Лена нигде не работала, но догадаться об ее профессии было несложно.
Она даже, не только посвятила меня в свою профессию, но я даже стал
невольным ее "сотрудником"! Однажды, после того, как мы погуляли по парку
Горького, выпили вина и закусили, она заспешила, как мне показалось, домой
на Таганку, где собственно, мы и провели ночь. Но по дороге она взволнованно
рассказала мне, что у нее назначена встреча с должником, который все
обещает, но не возвращает ей денег. И Лена попросила меня выглядеть как
можно воинственнее, чтобы испугать "должника":
- Я скажу, что ты мой муж и боксер, и если он не вернет мне денег, то
ты набьешь ему морду!
Встретиться мы должны были у церкви Мартина-исповедника на Таганке, а
напротив был дом Лены, и с места встречи даже было видно ее окно.
- Мы встретимся, потом я с ним пройду домой, он вернет мне деньги, и я
снова выйду к тебе. А лучше - я выгляну в окно и позову тебя. Но ты ни в
коем случае не должен подниматься ко мне, пока я не позову тебя - ты
спугнешь его, и он не вернет мне денег. Когда мы зайдем с ним в комнату, я
открою окно, и ты будешь знать, что мы уже ведем переговоры.
Я слушал всю эту ахинею и верил Лене. Мы подошли к церкви, тогда там
был какой-то архив, и около забитого входа уже стоял гражданин лет
пятидесяти, элегантно одетый. Он весело, но без слов кивнул Лене и мне, она
взяла его за руку и молча повела за собой, а мне жестом показала - жди, мол,
здесь.
- Глухонемой, что ли, - подумал я, - но слишком веселый для этого! Те
обычно мрачные, - и я вспомнил Женю-штангиста. Я прождал Лену около часа;
уже хотел или уйти или подняться, но, будучи педантом, решил все-таки
дождаться. И, наконец, Лена высовывается в окно и призывно машет рукой. Я
мигом поднимаюсь на ее второй этаж и захожу в квартиру. Лена весела - она
напевает странную песенку:
"Ивушка зеленая - пьяная, веселая -
Ты скажи, скажи, не тая,- где мои три рубля?"
Лена, определенно выпивши - кто же ведет денежные переговоры, будучи
выпивши?
- Виски будешь? - вдруг спрашивает Лена, и, не дождавшись ответа,
достает из шкафа ополовиненную бутылку "Белой лошади" и разливает по
бокалам.
- Так вернул этот хмырь тебе деньги? - недоуменно спрашиваю я Лену, -
да и откуда виски, вчера вечером в шкафу ничего выпить не было?

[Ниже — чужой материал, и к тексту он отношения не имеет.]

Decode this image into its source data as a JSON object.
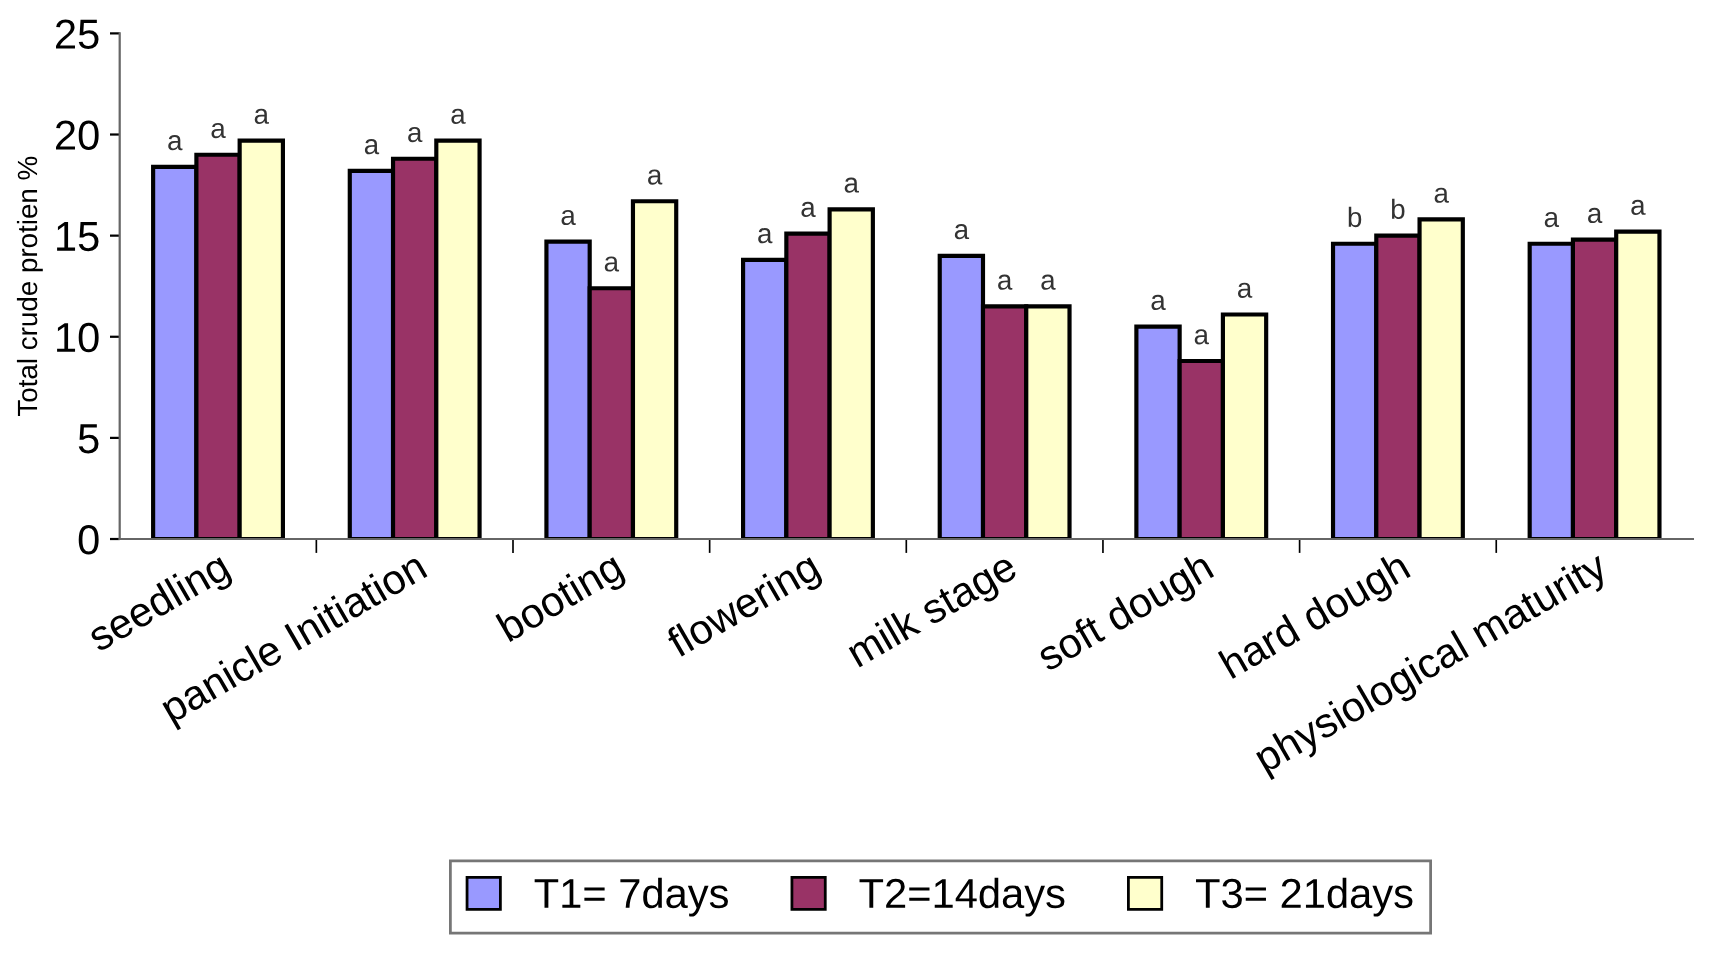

- Ишь ты, детектив! - закокетничала Лена, - вернул, конечно, но не все,
еще надо будет выбивать, - и она весело захохотала, - а выпить он принес -
обмыть передачу части долга!
- Он что, глухонемой? - наконец спросил я, удивляясь тому, как быстро
Лена успела допить свой бокал.
- А ты что допрашиваешь меня, правда решил, что муж мне? - неожиданно
ополчилась на меня подвыпившая Лена, - не глухонемой, а иностранец - для нас
это почти одно и тоже. Поэтому и виски принес, а не перцовую, как наши
хамы...
Неожиданно до меня стало доходить - я же играл роль сутенера! Она
договорилась с клиентом о встрече, подошла с качком-сутенером, который
остался ждать ее, и чуть что - в момент будет наверху... Так что, Лена -
проститутка?
- Ты что, проститутка? - с интересом спросил я у Лены
- Как грубо, ты - провинциал! - захохотала Лена, - хорошо, я
проститутка, а ты сутенер! А твоя Лорка - что, не проститутка, что ли? Тебя
это устраивает?
Я начал думать, устраивает ли меня это. Допустим, я сейчас пошлю Лену
подальше и уйду. Ясно, что и Лора перестанет со мной встречаться. А я к ней,
в отличие от Лены, испытываю и душевное влечение. Что они обе, как и их
подруги - все проститутки, мне, ослу карабахскому, давно надо было бы
догадаться.
Я вспомнил, как недавно поздним вечером, когда мы с Лорой и Леной
втроем развлекались, в дверь квартиры неожиданно позвонили два раза. Это -
Лоре. Она быстро встала и, накинув халат, вышла открывать. Я замер,
прислушиваясь, но Лена растормошила меня. "Это невежливо - раззадорил даму и
прекратил!" - деланно разыгрывала какой-то спектакль Лена. Она вдруг стала
настолько страстной, так сексуально постанывала и повизгивала, что я
перестал прислушиваться и вплотную занялся Леной.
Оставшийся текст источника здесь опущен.